Pseudo-Productivity and Digital Lies

Newport coins the term “pseudo-productivity” for “using visible activity as the primary means of approximating productive effort.” Unlike other fields like manufacturing or agriculture, productivity in knowledge work is more slippery. For those who can’t point to a novel or academic paper as proof of their value (and an excuse to escape from constant interruptions), it’s easy to feel like you’re “pulling a fast one,” getting paid but not doing all that much. Appearing busy through rapid email replies and volunteering for numerous projects can ease that insecurity.

Ultimately, though, that dodges the question of how you might best create value for your employer and even a sense of meaningful progress for yourself. Pseudo-productivity is the professional manifestation of a much larger challenge of the digital age: the widening gap between public performance and private reality. People signal that they’re hustling via Slack, that they’re virtuous via Twitter, and that they’re beautiful via Instagram, but all these digital tools hinder becoming genuinely capable, thoughtful, and desirable.

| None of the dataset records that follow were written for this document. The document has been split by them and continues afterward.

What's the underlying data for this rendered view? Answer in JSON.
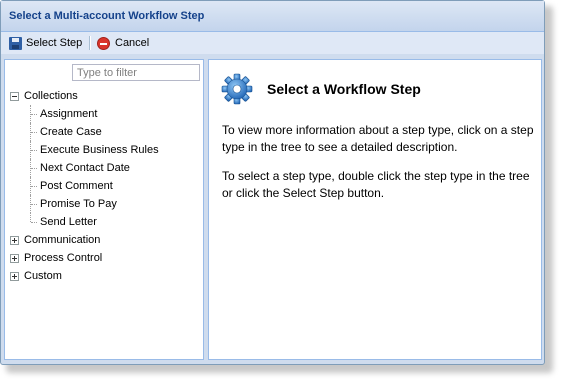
{
  "window": {
    "title": "Select a Multi-account Workflow Step"
  },
  "toolbar": {
    "select_label": "Select Step",
    "cancel_label": "Cancel"
  },
  "filter": {
    "placeholder": "Type to filter",
    "value": ""
  },
  "tree": {
    "collections": {
      "label": "Collections",
      "expanded": true,
      "children": [
        "Assignment",
        "Create Case",
        "Execute Business Rules",
        "Next Contact Date",
        "Post Comment",
        "Promise To Pay",
        "Send Letter"
      ]
    },
    "communication": {
      "label": "Communication",
      "expanded": false
    },
    "process_control": {
      "label": "Process Control",
      "expanded": false
    },
    "custom": {
      "label": "Custom",
      "expanded": false
    }
  },
  "detail": {
    "title": "Select a Workflow Step",
    "paragraph1": "To view more information about a step type, click on a step type in the tree to see a detailed description.",
    "paragraph2": "To select a step type, double click the step type in the tree or click the Select Step button."
  },
  "colors": {
    "title_text": "#15428b",
    "panel_border": "#99bbe8",
    "window_bg": "#cfdcee",
    "icon_blue": "#2f7fd0"
  },
  "icons": {
    "select_step": "floppy-disk-icon",
    "cancel": "cancel-icon",
    "workflow": "gear-icon"
  }
}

Newport helps elucidate the difference between meaningful progress and workplace performances of busyness. He profiles journalist and author John McPhee, who published 29 books and numerous long-form pieces for The New Yorker. In a 2010 interview with The Paris Review, McPhee explained:

If somebody says to me, “You’re a prolific writer” — it seems so odd. It’s like the difference between geological time and human time. On a certain scale, it does look like I do a lot. But that’s my day, all day long, sitting there wondering when I’m going to be able to get started. And the routine of doing this six days a week puts a little drop in a bucket each day, and that’s the key.

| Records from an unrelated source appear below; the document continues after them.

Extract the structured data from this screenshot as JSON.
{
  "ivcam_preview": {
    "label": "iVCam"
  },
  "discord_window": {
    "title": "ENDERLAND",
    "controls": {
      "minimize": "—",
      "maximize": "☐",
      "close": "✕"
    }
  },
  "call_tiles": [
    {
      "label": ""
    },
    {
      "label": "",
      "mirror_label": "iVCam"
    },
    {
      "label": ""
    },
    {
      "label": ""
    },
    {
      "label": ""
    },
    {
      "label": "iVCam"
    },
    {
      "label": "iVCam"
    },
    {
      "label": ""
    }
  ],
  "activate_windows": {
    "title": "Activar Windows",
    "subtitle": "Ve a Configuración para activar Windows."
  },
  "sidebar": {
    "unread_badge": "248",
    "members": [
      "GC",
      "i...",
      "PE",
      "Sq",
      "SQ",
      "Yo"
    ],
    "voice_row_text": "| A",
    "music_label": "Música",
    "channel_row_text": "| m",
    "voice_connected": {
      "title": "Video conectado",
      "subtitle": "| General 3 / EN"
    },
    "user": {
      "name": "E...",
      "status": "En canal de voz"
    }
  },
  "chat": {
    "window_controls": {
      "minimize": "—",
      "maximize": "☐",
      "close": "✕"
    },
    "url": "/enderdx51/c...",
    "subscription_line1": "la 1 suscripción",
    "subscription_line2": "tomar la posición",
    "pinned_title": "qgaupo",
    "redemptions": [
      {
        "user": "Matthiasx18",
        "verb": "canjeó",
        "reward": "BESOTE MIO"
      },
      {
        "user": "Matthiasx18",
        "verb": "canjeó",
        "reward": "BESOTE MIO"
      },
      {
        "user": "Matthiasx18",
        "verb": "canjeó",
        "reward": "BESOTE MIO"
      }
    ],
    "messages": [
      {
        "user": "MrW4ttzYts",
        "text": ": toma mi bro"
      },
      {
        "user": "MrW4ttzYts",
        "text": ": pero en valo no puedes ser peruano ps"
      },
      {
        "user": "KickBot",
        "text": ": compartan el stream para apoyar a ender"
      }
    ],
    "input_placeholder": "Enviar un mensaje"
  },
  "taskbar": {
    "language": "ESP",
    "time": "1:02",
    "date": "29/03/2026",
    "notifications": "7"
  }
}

This patient application of skill produces meaningful, even prolific output, but only viewed from the “geological” or “slow productivity” scale. His measured pace reduces activity but directs it more effectively. Most knowledge workers do precisely the opposite, expending most of their energy on administrative tasks and juggling email threads. By failing to define what tasks are most valuable and protecting them, workers suffer death by a thousand Zooms.

Something to Strive For

Historic “knowledge workers” and contemporary creatives both avoid constant, trivial activity to create necessary mental space. McPhee sits around, waiting to start. Benjamin Franklin wrote to a friend in 1748 as he was selling off various businesses: “I am settling my old accounts and hope soon to be quite a master of my own time.” Freed from what he called the “little cares and fatigues of business,” Franklin could delve into the new field of electricity. In just a few years, he introduced a theory of positive and negative flow, invented the battery, and built a rudimentary electric motor.

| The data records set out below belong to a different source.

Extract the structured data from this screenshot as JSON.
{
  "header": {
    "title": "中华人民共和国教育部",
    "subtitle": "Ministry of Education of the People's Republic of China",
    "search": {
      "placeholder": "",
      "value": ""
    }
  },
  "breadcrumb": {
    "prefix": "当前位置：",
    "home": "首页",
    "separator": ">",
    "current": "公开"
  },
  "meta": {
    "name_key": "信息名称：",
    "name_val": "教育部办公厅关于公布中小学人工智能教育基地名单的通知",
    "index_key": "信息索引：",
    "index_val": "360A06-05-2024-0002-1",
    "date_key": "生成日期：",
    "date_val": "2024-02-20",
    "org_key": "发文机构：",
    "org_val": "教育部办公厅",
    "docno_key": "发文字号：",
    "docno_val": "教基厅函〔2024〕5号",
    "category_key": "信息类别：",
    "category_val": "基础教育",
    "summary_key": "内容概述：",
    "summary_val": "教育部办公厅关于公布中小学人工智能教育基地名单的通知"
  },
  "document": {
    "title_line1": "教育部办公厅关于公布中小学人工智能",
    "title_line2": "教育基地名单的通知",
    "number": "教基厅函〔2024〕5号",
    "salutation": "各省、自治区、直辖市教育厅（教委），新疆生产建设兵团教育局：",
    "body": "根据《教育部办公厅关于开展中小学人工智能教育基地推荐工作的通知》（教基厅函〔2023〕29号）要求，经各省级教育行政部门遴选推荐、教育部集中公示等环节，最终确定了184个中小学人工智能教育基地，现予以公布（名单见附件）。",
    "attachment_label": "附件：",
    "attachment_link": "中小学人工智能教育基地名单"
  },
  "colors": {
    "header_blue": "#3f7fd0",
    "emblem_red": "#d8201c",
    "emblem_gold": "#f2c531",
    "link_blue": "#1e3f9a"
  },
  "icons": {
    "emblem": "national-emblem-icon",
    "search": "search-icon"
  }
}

The fact is, much of modern office life is a result of inertia, not careful consideration. The 40-hour workweek is a holdover from labor laws meant to protect physical laborers, not maximize cognitive contributions. The norms around Slack and email encourage easy but not always fruitful efforts. The bottom line, though, is to create a more humane knowledge work set-up, you would have to find a disciplined and well-managed company, or you would have to join the ranks of solopreneurs, freelancers, academics, and others with a large amount of autonomy.

So Slow Productivity may be more aspirational than actionable, but something to aim for is better than nothing at all.